May a été principalement associée à Gibran Khalil Gibran à travers leurs fameuses correspondances pendant vingt ans. Ils ne s’étaient jamais rencontrés et leur histoire est constamment racontée comme une affaire épistolaire d’amour. Les deux personnes se sont, sans aucun doute, admirées et aimées ; mais l’amour de May n’a pas été déclaré.

Beaucoup de féministes arabes, et spécialement des femmes de lettres égyptiennes, reconnaissent devoir quelque chose à May Ziadeh. Durant sa carrière littéraire, elle a été une figure de proue ; elle a joué un rôle dans la modernisation de la littérature arabe durant le moment crucial de la "nahda" et que son salon servait de forum pour les intellectuels d’avant-garde qui peuplaient l’Egypte. Presque une soixantaine d’années après la mort de May, cette femme qui a tenu salon au Caire pendant les années 20 et 30, n’est pas suffisamment connue ; son histoire relève presque du mythe et de l’anecdote que de faits réellement attestés.

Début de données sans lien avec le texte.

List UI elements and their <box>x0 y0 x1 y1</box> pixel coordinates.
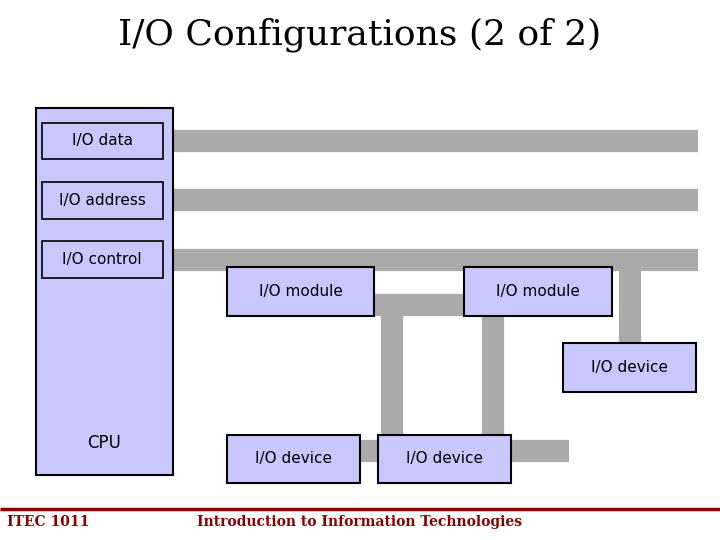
FancyBboxPatch shape <box>42 182 163 219</box>
Text: I/O device: I/O device <box>255 451 332 467</box>
Text: I/O device: I/O device <box>591 360 668 375</box>
Text: I/O address: I/O address <box>59 193 145 208</box>
Text: CPU: CPU <box>87 434 122 452</box>
Text: ITEC 1011: ITEC 1011 <box>7 515 89 529</box>
Text: I/O module: I/O module <box>258 284 343 299</box>
FancyBboxPatch shape <box>42 123 163 159</box>
FancyBboxPatch shape <box>378 435 511 483</box>
Text: I/O control: I/O control <box>63 252 142 267</box>
FancyBboxPatch shape <box>227 435 360 483</box>
FancyBboxPatch shape <box>36 108 173 475</box>
Text: Introduction to Information Technologies: Introduction to Information Technologies <box>197 515 523 529</box>
Text: I/O data: I/O data <box>72 133 132 148</box>
FancyBboxPatch shape <box>563 343 696 391</box>
FancyBboxPatch shape <box>464 267 612 316</box>
Text: I/O module: I/O module <box>496 284 580 299</box>
Text: I/O device: I/O device <box>406 451 483 467</box>
FancyBboxPatch shape <box>42 241 163 278</box>
Text: I/O Configurations (2 of 2): I/O Configurations (2 of 2) <box>118 18 602 52</box>
FancyBboxPatch shape <box>227 267 374 316</box>
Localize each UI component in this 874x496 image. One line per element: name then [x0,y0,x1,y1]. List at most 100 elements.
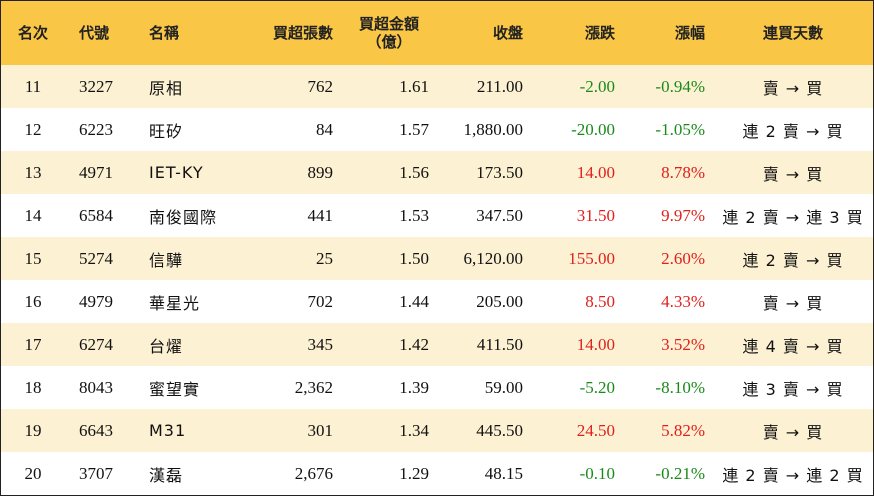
cell-close: 445.50 [476,420,523,440]
cell-days: 連 2 賣 → 連 3 買 [722,207,864,227]
cell-change-pct: 5.82% [661,420,705,440]
cell-shares: 345 [307,334,334,354]
cell-shares: 84 [316,119,333,139]
cell-change: 14.00 [576,162,615,182]
table-header: 名次 代號 名稱 買超張數 買超金額 （億） 收盤 漲跌 漲幅 連買天數 [1,1,873,65]
cell-close: 6,120.00 [463,248,524,268]
cell-days: 賣 → 買 [762,293,824,313]
table-row: 12 6223 旺矽 84 1.57 1,880.00 -20.00 -1.05% 連 2 賣 … [1,108,873,151]
cell-shares: 702 [307,291,334,311]
cell-change: 8.50 [585,291,615,311]
cell-change: -2.00 [579,76,615,96]
cell-code: 6643 [79,420,113,440]
cell-rank: 12 [24,119,42,139]
cell-rank: 16 [24,291,42,311]
cell-amount: 1.39 [399,377,429,397]
cell-code: 5274 [79,248,113,268]
cell-name: 原相 [149,78,184,98]
cell-name: 蜜望實 [149,379,201,399]
cell-code: 6274 [79,334,113,354]
cell-days: 連 2 賣 → 買 [742,121,844,141]
cell-shares: 2,362 [294,377,333,397]
cell-close: 347.50 [476,205,523,225]
header-close: 收盤 [492,24,523,42]
header-shares: 買超張數 [272,24,333,42]
header-change-pct: 漲幅 [674,24,705,42]
cell-close: 411.50 [476,334,523,354]
header-name: 名稱 [149,24,180,42]
table-row: 15 5274 信驊 25 1.50 6,120.00 155.00 2.60% 連 2 賣 →… [1,237,873,280]
cell-rank: 17 [24,334,42,354]
cell-rank: 15 [24,248,42,268]
header-amount-line2: （億） [366,33,412,51]
cell-change-pct: 8.78% [661,162,705,182]
cell-change: -0.10 [579,463,615,483]
cell-change: -20.00 [571,119,615,139]
header-amount-line1: 買超金額 [358,15,419,33]
cell-amount: 1.57 [399,119,429,139]
cell-name: 旺矽 [149,121,184,141]
table-row: 11 3227 原相 762 1.61 211.00 -2.00 -0.94% 賣 → 買 [1,65,873,108]
cell-shares: 762 [307,76,334,96]
cell-change-pct: 2.60% [661,248,705,268]
cell-change-pct: -0.94% [655,76,705,96]
cell-code: 4979 [79,291,113,311]
cell-name: 台燿 [149,336,184,356]
header-change: 漲跌 [584,24,615,42]
cell-days: 賣 → 買 [762,422,824,442]
cell-change: -5.20 [579,377,615,397]
cell-code: 3227 [79,76,113,96]
cell-shares: 899 [307,162,334,182]
table-row: 20 3707 漢磊 2,676 1.29 48.15 -0.10 -0.21% 連 2 賣 →… [1,452,873,495]
cell-days: 賣 → 買 [762,164,824,184]
cell-days: 賣 → 買 [762,78,824,98]
cell-change-pct: 3.52% [661,334,705,354]
cell-code: 4971 [79,162,113,182]
cell-change-pct: -8.10% [655,377,705,397]
cell-rank: 13 [24,162,42,182]
cell-close: 48.15 [484,463,523,483]
table-row: 13 4971 IET-KY 899 1.56 173.50 14.00 8.78% 賣 → 買 [1,151,873,194]
table-body: 11 3227 原相 762 1.61 211.00 -2.00 -0.94% 賣 → 買 12 6… [1,65,873,495]
table-row: 18 8043 蜜望實 2,362 1.39 59.00 -5.20 -8.10% 連 3 賣 … [1,366,873,409]
header-code: 代號 [79,24,110,42]
cell-change: 31.50 [576,205,615,225]
cell-close: 173.50 [476,162,523,182]
cell-rank: 20 [24,463,42,483]
table-row: 17 6274 台燿 345 1.42 411.50 14.00 3.52% 連 4 賣 → 買 [1,323,873,366]
cell-amount: 1.53 [399,205,429,225]
cell-close: 1,880.00 [463,119,524,139]
cell-close: 205.00 [476,291,523,311]
table-row: 19 6643 M31 301 1.34 445.50 24.50 5.82% 賣 → 買 [1,409,873,452]
cell-shares: 441 [307,205,334,225]
cell-rank: 11 [24,76,42,96]
header-row: 名次 代號 名稱 買超張數 買超金額 （億） 收盤 漲跌 漲幅 連買天數 [1,1,873,65]
table-row: 16 4979 華星光 702 1.44 205.00 8.50 4.33% 賣 → 買 [1,280,873,323]
cell-code: 8043 [79,377,113,397]
cell-name: IET-KY [149,163,204,182]
cell-code: 3707 [79,463,113,483]
cell-change-pct: 4.33% [661,291,705,311]
cell-days: 連 4 賣 → 買 [742,336,844,356]
cell-shares: 2,676 [294,463,333,483]
cell-close: 59.00 [484,377,523,397]
cell-shares: 301 [307,420,334,440]
cell-change-pct: 9.97% [661,205,705,225]
cell-days: 連 2 賣 → 買 [742,250,844,270]
cell-code: 6223 [79,119,113,139]
cell-rank: 19 [24,420,42,440]
header-rank: 名次 [17,24,48,42]
cell-amount: 1.50 [399,248,429,268]
cell-amount: 1.34 [399,420,429,440]
cell-name: 華星光 [149,293,201,313]
cell-amount: 1.44 [399,291,429,311]
cell-days: 連 3 賣 → 買 [742,379,844,399]
cell-amount: 1.56 [399,162,429,182]
cell-change-pct: -0.21% [655,463,705,483]
cell-change: 14.00 [576,334,615,354]
cell-name: 漢磊 [149,465,184,485]
cell-amount: 1.61 [399,76,429,96]
cell-close: 211.00 [476,76,523,96]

Depuis les années '70, des écrits en plusieurs langues ont été réalisés sur sa vie et son œuvre ; mais sur le plan arabe on connaît surtout le livre de Faruq Saâd "Baqat min hada’iq May" publié à Beyrouth en 1973 et la première compilation des œuvres de May réalisée en 1982 par une femme, la syrienne Salma al-Haffar al-Kuzbari.

Une autre femme Syrienne, et non des moindres, Ghada Samman, a préfacé le livre de Antje Ziegler "May Ziadeh Rediscovered" traduit par Mira.